By Elinor Shields
BBC News, Madrid
Sunday's first vote on the European Union charter may be a big day for Brussels, but Juan Pablo has other plans.
Mr Zapatero is not allowed to publicly campaign for a Yes vote
"I'll be having a nice little drink," the Madrid newsagent says. "It doesn't interest me at all."
His stance is Spanish Prime Minister Luis Rodriguez Zapatero's big fear for what is the first of 10 polls in Europe over the next 18 months - abstention, not opposition.
Madrid hopes a strong Yes will send a strong message to other European voters - but some polls predict Spanish turnout will be 40-50%.
To help publicise the vote, the government has turned to stars and gimmicks to stave off the apathy that dogged recent European elections.
Fizz and football
To spread the word, football stars have been signed up to read sections of the treaty on television and radio.
Contestants on a Spanish version of reality TV show Big Brother were also asked to explain bits of the text to each other, reports say.
Football players have been walking out onto the pitches with banners encouraging people to vote.
Millions of free copies of the charter have been handed out at entrances to football stadiums and in Sunday newspapers.
And to add some fizz, Spain's Youth Council has been handing out a referendum drink.
The organisation has been distributing a quarter of a million cans of "Referendum Plus" at university campuses and cinemas.
The drink promises to energise people to vote - "thanks to its stimulating action against fatigue".
'No one explained'
The government has spent about 7m euros to promote the referendum - but it is not yet clear if the publicity will pay off.
Few Spaniards are believed to have read the text of the constitution's 448 articles and up to 90% say they know little of its content, according to a recent government poll.
Esperanza Ramos, 49, says she has read the document because it was handed out in the newspapers.
But another voter, Luis, told BBC News he might abstain because he feels ill-equipped to vote.
"Normally I would vote Yes for the European Union," the 77-year-old said.
"But we are not ready. For me it is a bit of a protest because no one explained it to us."
Lack of debate
Pundits say spreading - and selling - the message to a mass audience are two different things.
"It's very difficult," says Peru Egurbide, diplomatic correspondent for Spanish newspaper El Pais.
"Most people are not interested in European matters. They are listening to general arguments and will vote about general arguments."

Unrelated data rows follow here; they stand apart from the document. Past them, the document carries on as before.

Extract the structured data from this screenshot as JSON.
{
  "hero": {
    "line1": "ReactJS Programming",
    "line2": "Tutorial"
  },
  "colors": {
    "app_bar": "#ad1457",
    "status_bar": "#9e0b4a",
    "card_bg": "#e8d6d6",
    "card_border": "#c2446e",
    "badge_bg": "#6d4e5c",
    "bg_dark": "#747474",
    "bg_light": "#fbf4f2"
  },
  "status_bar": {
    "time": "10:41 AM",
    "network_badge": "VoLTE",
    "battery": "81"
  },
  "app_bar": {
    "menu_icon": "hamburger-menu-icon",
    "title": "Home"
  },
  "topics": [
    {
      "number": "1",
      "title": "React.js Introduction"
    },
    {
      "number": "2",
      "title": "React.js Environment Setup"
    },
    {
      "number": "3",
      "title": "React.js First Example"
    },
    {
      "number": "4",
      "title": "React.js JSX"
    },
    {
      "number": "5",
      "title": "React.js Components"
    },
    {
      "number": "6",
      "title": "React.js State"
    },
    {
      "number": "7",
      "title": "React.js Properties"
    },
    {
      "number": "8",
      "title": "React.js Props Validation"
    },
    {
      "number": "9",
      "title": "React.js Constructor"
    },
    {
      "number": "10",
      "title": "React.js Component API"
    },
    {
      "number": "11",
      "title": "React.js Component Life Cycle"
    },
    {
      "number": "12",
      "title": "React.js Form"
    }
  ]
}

Observers also blame the brief campaign period and widespread pro-European sentiment for the lack of debate on - and thus knowledge of - the treaty.
The prime minister is constitutionally forbidden from campaigning on either side, which means the government can publicise the vote, but cannot promote the issue.
Commentators say this rule has also limited debate - as well as prompting allegations of bias.
Spain is likely to vote Yes on Sunday, but for Europe analyst Jose Ignacio Torreblanca, the turnout is key.
"At stake in Spain is the capacity of the political class to convince people that Europe is important," he says.